Keisha’s anxiety is another point of note. The story is told mostly through her perspective, and she is honest and frank about the many ways in which her anxiety affects her. She holds conversations with strangers – both dangerous and otherwise – in a manner which appears outwardly calm despite the fact that internally, she’s fighting (fighting to breathe and fighting to stay still and fighting to maintain her grip on the façade of normal). Even the bad guys can’t understand how they can look her in the eye and not see fear. And Keisha’s answer simple.

You’ve got me really wrong, Officer Whatever. I’m always afraid. Life makes me afraid. And if I’m already afraid of life, then what are you?

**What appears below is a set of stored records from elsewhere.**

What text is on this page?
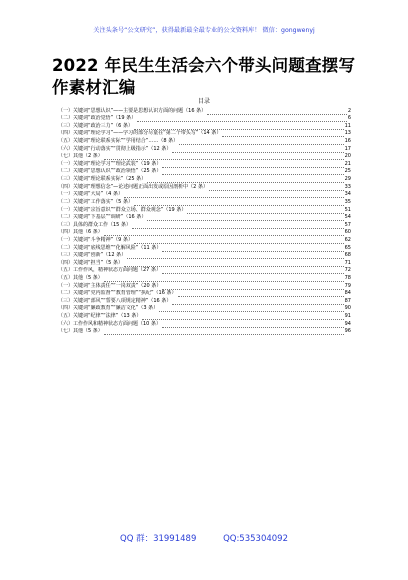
关注头条号“公文研究”，获得最新最全最专业的公文资料库！ 微信：gongwenyj
2022 年民生生活会六个带头问题查摆写作素材汇编
目录
（一）关键词“思想认识”——主要是思想认识方面的问题（16 条）	2
（二）关键词“政治觉悟”（19 条）	6
（三）关键词“政治三力”（6 条）	11
（四）关键词“理论学习”——学习的部分尽量在“第二个带头写”（14 条）	13
（五）关键词“理论联系实际”“学用结合”……（8 条）	16
（六）关键词“行动落实”“贯彻上级指示”（12 条）	17
（七）其他（2 条）	20
（一）关键词“理论学习”“理论武装”（19 条）	21
（二）关键词“思想认识”“政治领悟”（25 条）	25
（三）关键词“理论联系实际”（25 条）	29
（四）关键词“理想信念”—论述问题正面出发或原因剖析中（2 条）	33
（一）关键词“大局”（4 条）	34
（二）关键词“工作落实”（5 条）	35
（一）关键词“宗旨意识”“群众立场、群众观念”（19 条）	51
（二）关键词“下基层”“调研”（16 条）	54
（三）具体的群众工作（15 条）	57
（四）其他（6 条）	60
（一）关键词“斗争精神”（9 条）	62
（二）关键词“底线思维”“化解风险”（11 条）	65
（三）关键词“创新”（12 条）	68
（四）关键词“担当”（5 条）	71
（五）工作作风，精神状态方面问题（27 条）	72
（五）其他（5 条）	78
（一）关键词“主体责任”“一岗双责”（20 条）	79
（二）关键词“党内监督”“教育管理”“执纪”（16 条）	84
（三）关键词“部风”“誓要八项规定精神”（16 条）	87
（四）关键词“廉政教育”“廉洁文化”（3 条）	90
（五）关键词“纪律”“法律”（13 条）	91
（六）工作作风和精神状态方面问题（10 条）	94
（七）其他（5 条）	96
QQ 群：31991489	QQ:535304092
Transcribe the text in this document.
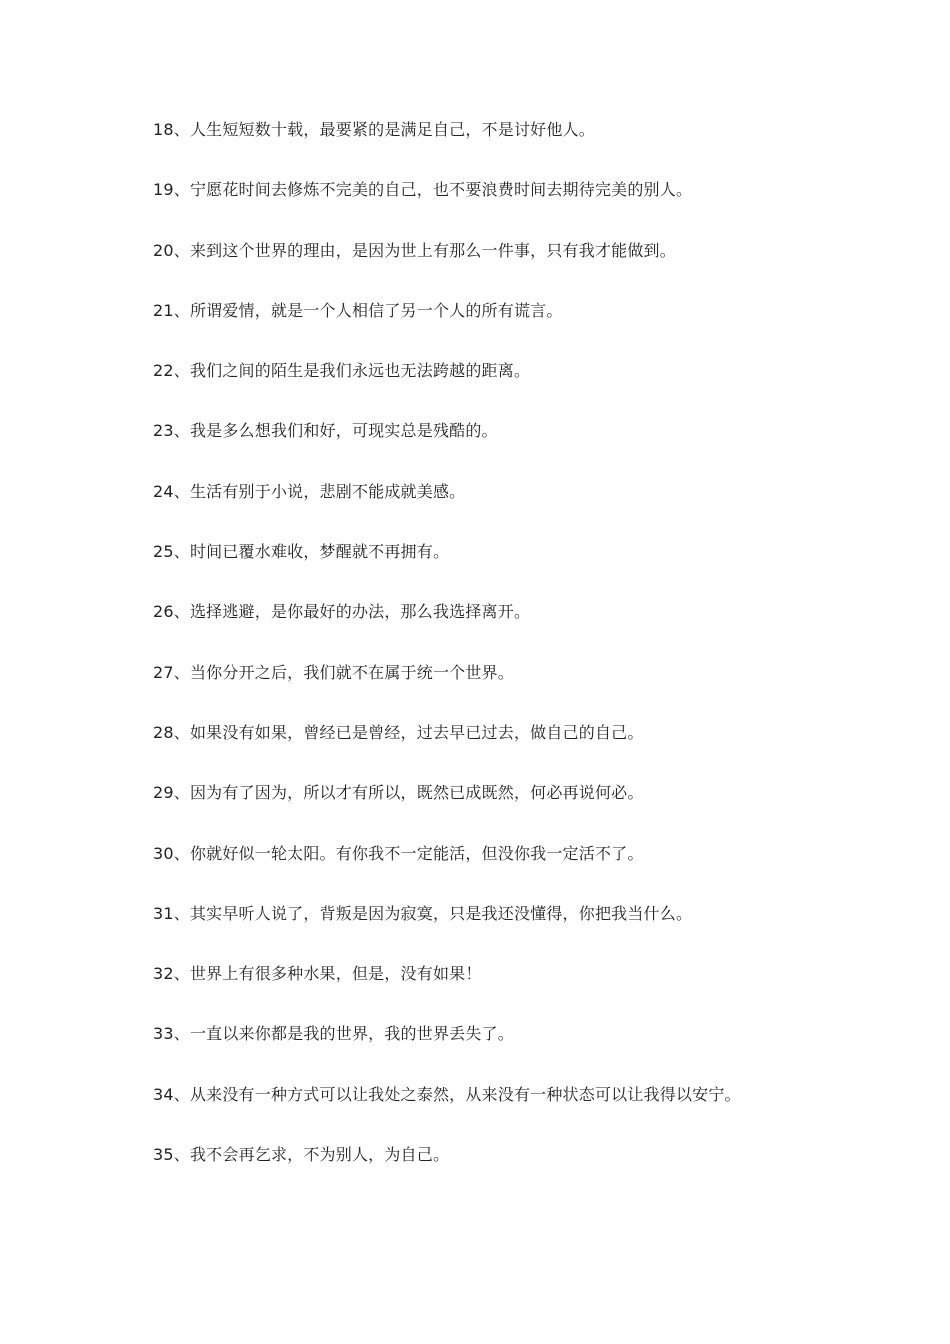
18、人生短短数十载，最要紧的是满足自己，不是讨好他人。
19、宁愿花时间去修炼不完美的自己，也不要浪费时间去期待完美的别人。
20、来到这个世界的理由，是因为世上有那么一件事，只有我才能做到。
21、所谓爱情，就是一个人相信了另一个人的所有谎言。
22、我们之间的陌生是我们永远也无法跨越的距离。
23、我是多么想我们和好，可现实总是残酷的。
24、生活有别于小说，悲剧不能成就美感。
25、时间已覆水难收，梦醒就不再拥有。
26、选择逃避，是你最好的办法，那么我选择离开。
27、当你分开之后，我们就不在属于统一个世界。
28、如果没有如果，曾经已是曾经，过去早已过去，做自己的自己。
29、因为有了因为，所以才有所以，既然已成既然，何必再说何必。
30、你就好似一轮太阳。有你我不一定能活，但没你我一定活不了。
31、其实早听人说了，背叛是因为寂寞，只是我还没懂得，你把我当什么。
32、世界上有很多种水果，但是，没有如果！
33、一直以来你都是我的世界，我的世界丢失了。
34、从来没有一种方式可以让我处之泰然，从来没有一种状态可以让我得以安宁。
35、我不会再乞求，不为别人，为自己。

There are several books – many of them reviewed on this site – to which I owe a debt, because they aided in my unlearning in regards to being queer. They gave me strong, funny women in stable relationships with strong, funny women. They introduced me to the concept of chosen families. And as a child who always found it easiest to relate to fictional characters, I saw people living happy lives and realised queerness was not synonymous with limitation. An ache in my chest eased – an ache I had been carrying for so long, I had no memory of its appearance. It was liberating, and the way Keisha’s anxiety is written in this book is the closest I have come to feeling anything akin to that since.

She considered that anxiety was irrational, and listening to it was like listening to a child. It’s not that they are never right. It’s that the correct info is mixed in with a lot of imaginary things, and, like a child, anxiety can’t tell the difference between the two.

She was always afraid but she did what she needed to do.

Make me more afraid. I’m not afraid of feeling afraid. Make me more afraid.

Oftentimes the anxiety hinders her, but in this story of cannibal Thistle Men and government conspiracies and First Evils, there are times when it makes her powerful. Keisha’s anxiety is as much a part of her as her physical body, and she learns it can occasionally be used as a weapon. The ending comes and goes without Keisha’s anxiety being ‘cured,’ for which I am appreciative.

This book is full of twists and turns, and it offers monsters, action, a sprinkling of romance and a great deal of heart.